BAGHDAD, Iraq- In a bid to rid the country of foreign insurgents, the Iraqi government is using strict new residency rules to detain and expel non-Iraqi Arabs.

Any Arab without the proper permit can be detained, interrogated and asked to leave the country. So far, the program has swept up Syrians, Sudanese, Saudis and Egyptians, and resulted in the departure of about 250 people.

Far more are being detained – as many as 200 a day in the Baghdad area alone – although most are released within a few days. Though some are taken in for suspected terrorist activities, others are held with no evidence other than not having proper residency permits under the new rules. Such people can be deported without any evidence of having committed crimes.

“The fact is that some, not all, Arabs and foreigners have destroyed the reputation of Arab and foreign countries in Iraq,” said Brig. Gen. Taif Tariq Hussein, who heads the Interior Ministry’s residency office. “They have either helped in executing sabotage operations or they have carried out sabotage themselves.

The ostensible reason for the policy, established last month after extensive consultations among Iraqi security agencies, is to stem the insurgency. But many Arabs who have lived in Iraq for years fear that they will be lumped in with wrongdoers and deported. Many of these tens of thousands of Arab residents do not have papers that meet the new requirements.

For decades, Baghdad had been a magnet for Arabs from other Middle Eastern nations who came for work and study. The new regulations have brought fear to foreign-Arab neighborhoods, some of which have existed for more than a generation.

Many non-Iraqis say they now face a wholesale campaign to make their lives difficult. They are being unfairly harassed by soldiers and police, they say, as well as being taken into custody for what once would have been minor paperwork irregularities.

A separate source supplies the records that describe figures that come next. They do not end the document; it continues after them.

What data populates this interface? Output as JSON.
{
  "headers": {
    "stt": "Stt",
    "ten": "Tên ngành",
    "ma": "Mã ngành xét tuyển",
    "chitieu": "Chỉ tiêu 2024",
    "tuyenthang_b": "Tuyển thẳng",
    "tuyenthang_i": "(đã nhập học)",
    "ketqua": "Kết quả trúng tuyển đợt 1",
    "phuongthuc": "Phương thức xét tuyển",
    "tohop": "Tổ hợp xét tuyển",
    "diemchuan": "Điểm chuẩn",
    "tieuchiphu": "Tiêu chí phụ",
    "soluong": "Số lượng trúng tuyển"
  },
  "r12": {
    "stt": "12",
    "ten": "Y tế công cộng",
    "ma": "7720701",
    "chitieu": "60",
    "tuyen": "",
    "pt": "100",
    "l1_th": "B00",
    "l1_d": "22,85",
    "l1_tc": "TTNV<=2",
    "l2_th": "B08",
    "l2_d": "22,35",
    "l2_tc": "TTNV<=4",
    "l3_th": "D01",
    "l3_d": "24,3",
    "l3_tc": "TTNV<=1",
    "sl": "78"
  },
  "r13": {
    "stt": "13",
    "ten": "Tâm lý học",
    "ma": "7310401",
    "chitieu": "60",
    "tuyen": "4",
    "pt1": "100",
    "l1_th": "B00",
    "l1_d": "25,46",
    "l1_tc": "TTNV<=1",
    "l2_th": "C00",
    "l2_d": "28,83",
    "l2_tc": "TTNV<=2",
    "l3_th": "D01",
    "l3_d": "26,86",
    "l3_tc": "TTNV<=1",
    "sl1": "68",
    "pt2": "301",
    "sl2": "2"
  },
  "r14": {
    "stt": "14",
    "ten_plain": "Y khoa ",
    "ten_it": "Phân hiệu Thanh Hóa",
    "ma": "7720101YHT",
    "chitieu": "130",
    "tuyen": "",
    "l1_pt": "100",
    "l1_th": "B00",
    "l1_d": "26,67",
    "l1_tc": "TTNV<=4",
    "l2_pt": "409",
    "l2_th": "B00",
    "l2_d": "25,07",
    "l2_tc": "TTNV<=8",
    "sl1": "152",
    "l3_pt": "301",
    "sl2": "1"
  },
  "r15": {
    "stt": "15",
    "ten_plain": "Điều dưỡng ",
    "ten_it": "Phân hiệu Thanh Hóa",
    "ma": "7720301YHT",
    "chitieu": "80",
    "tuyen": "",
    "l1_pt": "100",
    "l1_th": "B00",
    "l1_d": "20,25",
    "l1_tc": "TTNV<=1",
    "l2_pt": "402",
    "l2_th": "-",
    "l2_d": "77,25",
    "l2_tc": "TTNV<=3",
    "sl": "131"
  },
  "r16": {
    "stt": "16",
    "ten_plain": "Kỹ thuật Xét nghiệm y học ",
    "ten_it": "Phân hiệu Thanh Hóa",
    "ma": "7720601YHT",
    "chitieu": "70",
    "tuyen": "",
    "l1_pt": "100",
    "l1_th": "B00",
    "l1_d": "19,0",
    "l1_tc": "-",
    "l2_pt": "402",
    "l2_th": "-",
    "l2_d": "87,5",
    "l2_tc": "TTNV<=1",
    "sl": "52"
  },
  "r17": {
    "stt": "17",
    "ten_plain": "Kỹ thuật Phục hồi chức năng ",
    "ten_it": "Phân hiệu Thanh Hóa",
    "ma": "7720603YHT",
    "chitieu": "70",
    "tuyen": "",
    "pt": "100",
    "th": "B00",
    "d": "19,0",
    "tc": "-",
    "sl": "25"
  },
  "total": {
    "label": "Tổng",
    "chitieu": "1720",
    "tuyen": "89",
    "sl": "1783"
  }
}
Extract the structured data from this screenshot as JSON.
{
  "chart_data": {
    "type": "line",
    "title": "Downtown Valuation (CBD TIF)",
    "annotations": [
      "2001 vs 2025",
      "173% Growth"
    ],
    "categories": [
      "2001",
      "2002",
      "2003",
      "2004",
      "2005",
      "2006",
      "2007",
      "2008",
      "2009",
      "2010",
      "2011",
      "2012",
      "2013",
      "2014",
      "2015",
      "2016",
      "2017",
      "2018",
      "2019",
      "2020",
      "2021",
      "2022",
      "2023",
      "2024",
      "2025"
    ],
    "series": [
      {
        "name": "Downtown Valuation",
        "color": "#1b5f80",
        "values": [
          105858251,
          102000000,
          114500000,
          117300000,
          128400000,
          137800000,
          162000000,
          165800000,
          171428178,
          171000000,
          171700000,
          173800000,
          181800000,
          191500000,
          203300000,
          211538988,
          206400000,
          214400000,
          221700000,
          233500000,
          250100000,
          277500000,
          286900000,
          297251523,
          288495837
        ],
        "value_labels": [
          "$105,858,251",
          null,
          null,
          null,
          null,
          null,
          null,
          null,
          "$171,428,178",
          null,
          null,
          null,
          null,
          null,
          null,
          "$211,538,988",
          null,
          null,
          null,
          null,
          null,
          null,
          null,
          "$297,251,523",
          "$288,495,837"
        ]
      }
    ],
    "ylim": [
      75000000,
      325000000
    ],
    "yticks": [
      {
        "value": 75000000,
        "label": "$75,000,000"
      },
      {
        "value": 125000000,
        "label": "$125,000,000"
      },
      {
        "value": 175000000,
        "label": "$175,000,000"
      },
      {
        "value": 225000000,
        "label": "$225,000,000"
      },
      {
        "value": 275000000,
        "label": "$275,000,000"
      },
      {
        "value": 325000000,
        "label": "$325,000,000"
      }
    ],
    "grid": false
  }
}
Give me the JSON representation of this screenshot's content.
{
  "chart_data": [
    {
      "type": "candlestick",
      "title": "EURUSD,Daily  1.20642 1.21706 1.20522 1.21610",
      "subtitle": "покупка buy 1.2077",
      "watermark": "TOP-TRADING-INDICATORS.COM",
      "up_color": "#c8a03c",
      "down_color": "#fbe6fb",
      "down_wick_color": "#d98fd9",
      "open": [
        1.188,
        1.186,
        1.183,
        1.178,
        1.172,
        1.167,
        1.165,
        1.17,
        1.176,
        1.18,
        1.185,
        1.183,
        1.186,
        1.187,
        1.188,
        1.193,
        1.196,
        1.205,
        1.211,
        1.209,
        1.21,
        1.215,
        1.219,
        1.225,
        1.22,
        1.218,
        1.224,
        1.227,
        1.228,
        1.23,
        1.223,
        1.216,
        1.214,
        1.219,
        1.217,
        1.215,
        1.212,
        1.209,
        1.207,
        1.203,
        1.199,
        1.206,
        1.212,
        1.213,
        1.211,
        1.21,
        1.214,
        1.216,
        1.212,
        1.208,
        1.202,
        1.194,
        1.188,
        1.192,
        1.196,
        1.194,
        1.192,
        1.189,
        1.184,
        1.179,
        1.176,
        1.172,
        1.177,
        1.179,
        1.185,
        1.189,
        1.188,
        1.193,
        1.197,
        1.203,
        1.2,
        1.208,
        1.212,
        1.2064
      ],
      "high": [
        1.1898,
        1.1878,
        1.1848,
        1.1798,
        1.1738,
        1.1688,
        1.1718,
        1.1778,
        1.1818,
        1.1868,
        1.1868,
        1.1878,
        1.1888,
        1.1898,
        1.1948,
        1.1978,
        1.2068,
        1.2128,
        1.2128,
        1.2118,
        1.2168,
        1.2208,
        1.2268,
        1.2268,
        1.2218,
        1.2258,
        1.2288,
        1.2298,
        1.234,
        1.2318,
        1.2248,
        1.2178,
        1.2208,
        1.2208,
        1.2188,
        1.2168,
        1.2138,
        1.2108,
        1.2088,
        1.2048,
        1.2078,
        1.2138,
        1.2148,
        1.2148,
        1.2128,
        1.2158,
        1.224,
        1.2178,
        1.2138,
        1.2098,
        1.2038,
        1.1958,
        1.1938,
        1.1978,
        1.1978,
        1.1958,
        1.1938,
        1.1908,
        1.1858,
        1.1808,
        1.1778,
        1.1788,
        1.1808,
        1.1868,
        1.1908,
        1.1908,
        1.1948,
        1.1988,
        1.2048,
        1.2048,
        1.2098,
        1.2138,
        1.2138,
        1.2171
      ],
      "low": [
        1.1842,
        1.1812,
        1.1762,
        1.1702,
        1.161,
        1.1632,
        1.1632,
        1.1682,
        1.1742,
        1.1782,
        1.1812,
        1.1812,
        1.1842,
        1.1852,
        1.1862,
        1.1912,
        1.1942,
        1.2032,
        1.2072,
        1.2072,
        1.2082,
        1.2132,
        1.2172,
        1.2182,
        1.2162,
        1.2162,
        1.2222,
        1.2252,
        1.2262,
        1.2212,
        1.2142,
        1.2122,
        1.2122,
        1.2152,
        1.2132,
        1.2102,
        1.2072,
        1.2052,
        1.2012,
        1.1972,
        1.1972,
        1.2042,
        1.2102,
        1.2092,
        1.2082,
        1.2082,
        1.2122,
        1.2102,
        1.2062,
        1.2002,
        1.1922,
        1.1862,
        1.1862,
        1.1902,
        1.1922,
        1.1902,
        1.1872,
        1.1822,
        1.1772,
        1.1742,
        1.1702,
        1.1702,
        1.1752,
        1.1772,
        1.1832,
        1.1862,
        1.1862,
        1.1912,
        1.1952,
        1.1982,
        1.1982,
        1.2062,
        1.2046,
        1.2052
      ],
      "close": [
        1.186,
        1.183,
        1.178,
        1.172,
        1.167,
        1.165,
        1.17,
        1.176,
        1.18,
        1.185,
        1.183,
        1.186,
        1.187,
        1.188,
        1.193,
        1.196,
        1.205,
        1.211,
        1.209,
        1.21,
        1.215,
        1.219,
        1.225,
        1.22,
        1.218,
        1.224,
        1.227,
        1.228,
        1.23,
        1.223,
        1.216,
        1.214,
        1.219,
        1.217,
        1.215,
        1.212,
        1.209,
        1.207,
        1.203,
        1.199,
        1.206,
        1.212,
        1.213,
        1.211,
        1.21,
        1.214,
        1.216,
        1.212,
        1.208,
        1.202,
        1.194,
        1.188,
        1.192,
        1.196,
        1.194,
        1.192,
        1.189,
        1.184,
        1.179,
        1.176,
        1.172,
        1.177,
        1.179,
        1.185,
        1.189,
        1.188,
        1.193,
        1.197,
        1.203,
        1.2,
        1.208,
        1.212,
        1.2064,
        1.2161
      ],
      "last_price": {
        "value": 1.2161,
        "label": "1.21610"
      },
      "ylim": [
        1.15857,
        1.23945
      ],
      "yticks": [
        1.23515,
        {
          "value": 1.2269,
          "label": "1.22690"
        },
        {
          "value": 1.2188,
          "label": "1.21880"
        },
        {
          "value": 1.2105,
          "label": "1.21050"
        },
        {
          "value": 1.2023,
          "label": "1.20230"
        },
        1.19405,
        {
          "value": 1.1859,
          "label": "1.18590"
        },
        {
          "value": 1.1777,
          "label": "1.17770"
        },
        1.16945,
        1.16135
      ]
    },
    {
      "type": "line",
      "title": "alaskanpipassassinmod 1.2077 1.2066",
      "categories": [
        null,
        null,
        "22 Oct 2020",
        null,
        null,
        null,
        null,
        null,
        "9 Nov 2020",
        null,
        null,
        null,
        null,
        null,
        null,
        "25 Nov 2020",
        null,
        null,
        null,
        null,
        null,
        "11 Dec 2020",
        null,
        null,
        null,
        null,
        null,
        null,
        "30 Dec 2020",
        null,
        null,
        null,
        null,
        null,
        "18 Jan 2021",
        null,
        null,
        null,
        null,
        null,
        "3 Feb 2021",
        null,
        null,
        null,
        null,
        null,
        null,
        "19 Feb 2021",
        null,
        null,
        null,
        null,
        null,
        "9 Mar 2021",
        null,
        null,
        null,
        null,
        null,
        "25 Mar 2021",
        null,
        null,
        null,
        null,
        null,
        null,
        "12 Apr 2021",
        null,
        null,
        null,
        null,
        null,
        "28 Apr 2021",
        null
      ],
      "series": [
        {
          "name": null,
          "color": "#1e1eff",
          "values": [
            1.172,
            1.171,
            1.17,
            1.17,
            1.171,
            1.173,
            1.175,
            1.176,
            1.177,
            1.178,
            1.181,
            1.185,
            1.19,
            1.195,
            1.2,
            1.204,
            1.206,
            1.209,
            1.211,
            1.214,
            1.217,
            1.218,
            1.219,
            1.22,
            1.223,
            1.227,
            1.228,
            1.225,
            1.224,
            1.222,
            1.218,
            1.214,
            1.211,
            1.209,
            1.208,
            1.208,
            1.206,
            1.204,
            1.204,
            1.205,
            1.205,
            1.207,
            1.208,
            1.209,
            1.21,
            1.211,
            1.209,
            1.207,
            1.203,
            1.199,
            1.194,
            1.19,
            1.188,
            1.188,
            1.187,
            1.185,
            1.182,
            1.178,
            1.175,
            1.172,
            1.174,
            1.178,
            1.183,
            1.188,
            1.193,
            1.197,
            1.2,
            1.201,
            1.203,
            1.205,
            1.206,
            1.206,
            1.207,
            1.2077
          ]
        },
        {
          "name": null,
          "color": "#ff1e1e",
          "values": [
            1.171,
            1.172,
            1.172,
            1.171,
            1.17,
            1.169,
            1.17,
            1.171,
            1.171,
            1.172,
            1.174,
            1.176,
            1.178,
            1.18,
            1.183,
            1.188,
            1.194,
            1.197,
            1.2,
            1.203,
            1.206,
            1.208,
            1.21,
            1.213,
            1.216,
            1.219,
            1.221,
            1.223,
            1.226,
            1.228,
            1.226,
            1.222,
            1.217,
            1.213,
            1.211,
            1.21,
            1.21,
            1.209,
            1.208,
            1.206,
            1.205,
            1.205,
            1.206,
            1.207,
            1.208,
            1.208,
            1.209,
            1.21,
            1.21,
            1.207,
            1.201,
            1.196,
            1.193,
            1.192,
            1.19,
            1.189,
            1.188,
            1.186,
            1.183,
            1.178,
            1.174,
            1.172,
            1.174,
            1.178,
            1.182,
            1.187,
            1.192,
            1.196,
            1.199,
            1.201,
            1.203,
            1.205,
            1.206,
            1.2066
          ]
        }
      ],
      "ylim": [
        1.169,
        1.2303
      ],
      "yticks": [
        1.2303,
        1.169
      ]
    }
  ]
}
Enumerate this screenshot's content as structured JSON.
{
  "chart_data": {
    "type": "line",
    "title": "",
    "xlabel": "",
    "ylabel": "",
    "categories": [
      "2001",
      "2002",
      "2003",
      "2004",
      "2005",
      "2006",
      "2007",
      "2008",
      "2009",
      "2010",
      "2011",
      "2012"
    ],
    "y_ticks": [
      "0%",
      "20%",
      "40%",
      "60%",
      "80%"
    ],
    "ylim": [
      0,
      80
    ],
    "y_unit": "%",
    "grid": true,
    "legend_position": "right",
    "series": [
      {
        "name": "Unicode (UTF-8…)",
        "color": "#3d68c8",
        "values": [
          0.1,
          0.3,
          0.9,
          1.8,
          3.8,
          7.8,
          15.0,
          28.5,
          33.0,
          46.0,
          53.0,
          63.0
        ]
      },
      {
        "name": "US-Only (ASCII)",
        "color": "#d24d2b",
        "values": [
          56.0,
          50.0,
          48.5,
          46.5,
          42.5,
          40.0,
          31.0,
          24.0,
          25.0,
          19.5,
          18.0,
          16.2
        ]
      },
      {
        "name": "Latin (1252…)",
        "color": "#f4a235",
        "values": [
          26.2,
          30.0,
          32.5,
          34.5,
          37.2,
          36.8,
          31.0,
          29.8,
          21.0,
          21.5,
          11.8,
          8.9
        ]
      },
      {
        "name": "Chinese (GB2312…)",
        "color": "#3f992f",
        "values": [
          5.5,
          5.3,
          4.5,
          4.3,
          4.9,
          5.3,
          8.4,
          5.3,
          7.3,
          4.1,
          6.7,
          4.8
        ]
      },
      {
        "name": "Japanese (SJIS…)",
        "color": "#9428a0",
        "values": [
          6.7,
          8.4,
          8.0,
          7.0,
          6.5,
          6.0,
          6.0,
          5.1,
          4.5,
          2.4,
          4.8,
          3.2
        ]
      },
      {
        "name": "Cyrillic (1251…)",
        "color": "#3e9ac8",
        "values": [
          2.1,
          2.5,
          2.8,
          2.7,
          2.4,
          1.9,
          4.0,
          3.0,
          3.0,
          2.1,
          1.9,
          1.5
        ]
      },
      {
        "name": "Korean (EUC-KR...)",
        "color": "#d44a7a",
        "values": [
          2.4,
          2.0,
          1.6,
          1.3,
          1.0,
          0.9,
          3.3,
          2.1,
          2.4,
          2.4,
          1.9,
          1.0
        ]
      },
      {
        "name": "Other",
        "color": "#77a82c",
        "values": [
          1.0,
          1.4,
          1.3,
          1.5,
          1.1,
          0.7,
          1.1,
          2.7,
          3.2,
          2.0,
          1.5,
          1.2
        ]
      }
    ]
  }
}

The crackdown has unnerved many longtime foreign Arab residents of Iraq because they enjoyed favored status under Saddam Hussein, in part because the former president was a strong proponent of pan-Arabism, which advocated mutual assistance among Arabs regardless of their countries of origin.

Most deeply alarmed are Palestinians, whose community in Iraq numbers more than 30,000, most of them in Baghdad. Many came here in 1948, when the British mandate in Palestine ended and the state of Israel was created.

Iraq’s deportation policy has been widely publicized in newspapers and through graffiti in some of Baghdad’s central squares. The scrawled messages sound a note of hostility: “Arabs out of Iraq” and “We agree with the government – Arabs go home.” The Al Taakhi newspaper, one of Baghdad’s major dailies, carried a headline last week that read, “Life Sentence for the Illegal Arab Residents.” The article quoted an anonymous official from the Interior Ministry saying: “The punishments are strict and will be imposed on the illegal residents. Some may even receive a life sentence.”

“We know the neighborhoods where there are these bad people, so we started to make some sweeps,” said Residency Office director Hussein. “Whoever lacks one of the requirements for residency will be asked to leave the country.”